ゆっくりと顔を逸らした彼は帽子を被り直した。私に何度も謝られるのがどうにもバツ悪かったんだと思う。彼はよくこうする癖がある。それに何となくローくんらしさを感じて口の中で小さく笑った。彼はやっぱり根本的に優しい。





「サナ!トラ男!」
「ルフィ?」




彼の人間性に触れて少し穏やかな気持ちになっていると向こうからルフィが走ってくるのが見える。何だかとても楽しそうな彼は大きなリュックを背負っていた。もうそろそろサンジくんのところに向かうのだろうか?

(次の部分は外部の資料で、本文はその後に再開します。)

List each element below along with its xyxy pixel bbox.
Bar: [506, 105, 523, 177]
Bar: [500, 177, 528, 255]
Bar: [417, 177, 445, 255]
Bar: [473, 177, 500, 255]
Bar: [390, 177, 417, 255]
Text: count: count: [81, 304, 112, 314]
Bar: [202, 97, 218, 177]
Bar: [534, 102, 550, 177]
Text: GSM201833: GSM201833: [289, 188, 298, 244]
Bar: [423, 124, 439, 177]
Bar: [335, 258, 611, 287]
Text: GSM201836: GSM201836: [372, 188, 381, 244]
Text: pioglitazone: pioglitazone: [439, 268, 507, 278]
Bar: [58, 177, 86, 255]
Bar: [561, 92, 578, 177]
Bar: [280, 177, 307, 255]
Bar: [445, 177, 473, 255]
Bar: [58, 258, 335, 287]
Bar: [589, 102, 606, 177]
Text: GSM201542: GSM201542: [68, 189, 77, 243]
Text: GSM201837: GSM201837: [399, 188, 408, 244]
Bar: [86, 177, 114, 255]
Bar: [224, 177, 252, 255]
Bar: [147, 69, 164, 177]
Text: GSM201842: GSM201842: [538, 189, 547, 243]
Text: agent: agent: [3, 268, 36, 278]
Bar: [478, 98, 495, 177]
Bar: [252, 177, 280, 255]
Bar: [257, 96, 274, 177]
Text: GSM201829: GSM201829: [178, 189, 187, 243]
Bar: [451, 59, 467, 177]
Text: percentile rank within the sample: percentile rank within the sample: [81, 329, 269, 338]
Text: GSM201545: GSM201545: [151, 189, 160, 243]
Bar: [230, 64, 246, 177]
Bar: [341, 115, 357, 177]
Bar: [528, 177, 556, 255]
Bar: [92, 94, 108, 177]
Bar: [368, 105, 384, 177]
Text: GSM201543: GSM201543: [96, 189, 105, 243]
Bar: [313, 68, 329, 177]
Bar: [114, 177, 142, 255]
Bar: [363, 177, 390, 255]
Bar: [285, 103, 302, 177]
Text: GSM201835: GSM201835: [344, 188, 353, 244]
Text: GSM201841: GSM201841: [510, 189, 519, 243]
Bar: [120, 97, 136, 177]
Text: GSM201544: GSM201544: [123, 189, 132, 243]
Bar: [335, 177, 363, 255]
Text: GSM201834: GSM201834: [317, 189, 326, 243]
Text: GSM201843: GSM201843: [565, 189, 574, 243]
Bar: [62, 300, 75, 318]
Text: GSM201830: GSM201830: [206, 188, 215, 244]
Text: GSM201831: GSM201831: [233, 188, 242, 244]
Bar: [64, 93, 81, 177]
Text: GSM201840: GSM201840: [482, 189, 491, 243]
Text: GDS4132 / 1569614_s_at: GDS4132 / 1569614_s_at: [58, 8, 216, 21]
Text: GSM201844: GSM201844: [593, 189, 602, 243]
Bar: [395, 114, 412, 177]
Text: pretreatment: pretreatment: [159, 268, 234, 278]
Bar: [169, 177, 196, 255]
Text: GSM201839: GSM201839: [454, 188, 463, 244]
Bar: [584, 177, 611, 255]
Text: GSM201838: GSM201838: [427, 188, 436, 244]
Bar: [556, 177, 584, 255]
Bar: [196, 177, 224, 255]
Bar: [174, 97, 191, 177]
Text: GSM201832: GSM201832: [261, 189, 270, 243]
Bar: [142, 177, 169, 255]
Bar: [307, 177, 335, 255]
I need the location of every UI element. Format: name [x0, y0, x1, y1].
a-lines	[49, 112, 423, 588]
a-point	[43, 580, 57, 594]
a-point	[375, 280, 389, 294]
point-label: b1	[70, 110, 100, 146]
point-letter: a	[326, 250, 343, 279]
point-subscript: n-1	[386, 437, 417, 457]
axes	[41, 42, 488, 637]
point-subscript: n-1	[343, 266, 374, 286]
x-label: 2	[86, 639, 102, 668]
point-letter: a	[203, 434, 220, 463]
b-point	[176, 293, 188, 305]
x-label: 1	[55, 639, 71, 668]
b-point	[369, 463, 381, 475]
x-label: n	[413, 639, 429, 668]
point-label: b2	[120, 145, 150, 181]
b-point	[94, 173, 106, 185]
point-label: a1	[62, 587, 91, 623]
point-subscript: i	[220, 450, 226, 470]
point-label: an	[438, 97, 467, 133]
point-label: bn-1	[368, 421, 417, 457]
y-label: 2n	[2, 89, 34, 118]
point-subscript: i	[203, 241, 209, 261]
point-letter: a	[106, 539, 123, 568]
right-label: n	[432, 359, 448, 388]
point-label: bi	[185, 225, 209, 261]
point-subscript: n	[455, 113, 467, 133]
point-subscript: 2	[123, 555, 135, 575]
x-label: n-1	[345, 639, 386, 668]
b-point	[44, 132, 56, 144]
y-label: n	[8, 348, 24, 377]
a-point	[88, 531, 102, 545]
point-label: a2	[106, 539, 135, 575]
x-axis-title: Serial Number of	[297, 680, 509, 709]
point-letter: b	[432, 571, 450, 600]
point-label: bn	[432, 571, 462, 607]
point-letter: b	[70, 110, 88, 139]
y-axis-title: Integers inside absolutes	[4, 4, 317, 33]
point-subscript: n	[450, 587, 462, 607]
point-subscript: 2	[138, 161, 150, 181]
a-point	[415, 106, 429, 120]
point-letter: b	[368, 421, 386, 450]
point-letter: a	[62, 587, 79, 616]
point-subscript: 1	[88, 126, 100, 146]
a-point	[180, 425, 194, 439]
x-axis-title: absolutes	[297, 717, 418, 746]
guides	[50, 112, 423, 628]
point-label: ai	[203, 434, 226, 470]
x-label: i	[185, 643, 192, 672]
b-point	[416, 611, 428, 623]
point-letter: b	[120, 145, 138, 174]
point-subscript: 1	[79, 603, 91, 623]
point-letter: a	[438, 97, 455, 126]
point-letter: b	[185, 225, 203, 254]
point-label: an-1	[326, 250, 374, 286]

「サナ!俺たちはサンジを迎えに行く!サナとゾロ達はトラ男とワノ国だ!」
「うん、分かった。気をつけてね、ルフィ」
「おう!……トラ男!サナを頼んだ!」
「……なんで俺が頼まれるんだ」




意気揚々とローくんに頼んだルフィにローくんは眉を寄せて苦い顔をした。面倒ごとはごめんだ、と言わんばかりの表情に思わず私も苦笑する。彼は私たちと関わってから色々と大変なことばかりを経験している気がする。私は彼と出会えて良かったとは思っているけれど……負担になっていたらまたマッサージでもしてあげようかな、なんてぼんやりと想像しているとローくんが急に大きな声をあげた。






「お前、今なんつった!?」
「だからァ〜……ワノ国までトラ男にサナを任せる!頼んだぞ!」
「な、んでわざわざ俺なんだ!!誰が許可した!?」
「ナミとゾロもその方が良いって言ってた!俺もお前なら大丈夫だと思う!あとお前の仲間は歓迎してたぞ!!!」
「アイツら……!」





盛大に舌打ちをするローくんとは正反対に大らかに笑うルフィは私を見るとワノ国でまた会うぞ!とにぃ、と歯を見せる。何だかルフィらしいな、と思いながらサンジくんをよろしくね、と頼むと大きく頷いて来た道を戻るように走っていく。それを見守りつつローくんに「見送りに行こう」と声をかけると不可解なものを見るように彼は私を見下ろした。





「お前なんでそんなにすぐに受け入れられるんだ……」
「?ルフィはいつもこうだし……あ、でもローくんが嫌なら私は……」
「別に、嫌とは言ってねぇ、ただ漠然と任せると言われても困るってだけだ」
「わたし雑用でもなんでもやるよ!任せて!」
「……マッサージって言え、そこは」





彼の言葉に少し驚いた私はまたマッサージしてもいいの?と聞き返す。彼はそれにもっと不可解そうな顔をすると「あんなに言ったのにまだお前には自信がないのか」と言われたので慌てて、ローくんのクルーさんがやるのかと思って、と素直に考えを述べれば彼は少しだけ間を空けてからお前が良いなら、と小さな声で呟く。それを聞き逃さなかった私がつい、是非!と大きな声で答えるのに彼は軽く睨みつけたけれど、それが本気でないことは分かっていた。……ルフィなら大丈夫。私はそれを信じて先にワノ国で待っていればいい、私には私のできることをすればいい。……そうしてなんとなく安心することができるのは隣で彼が歩いてくれているからなのかもしれない、と思った。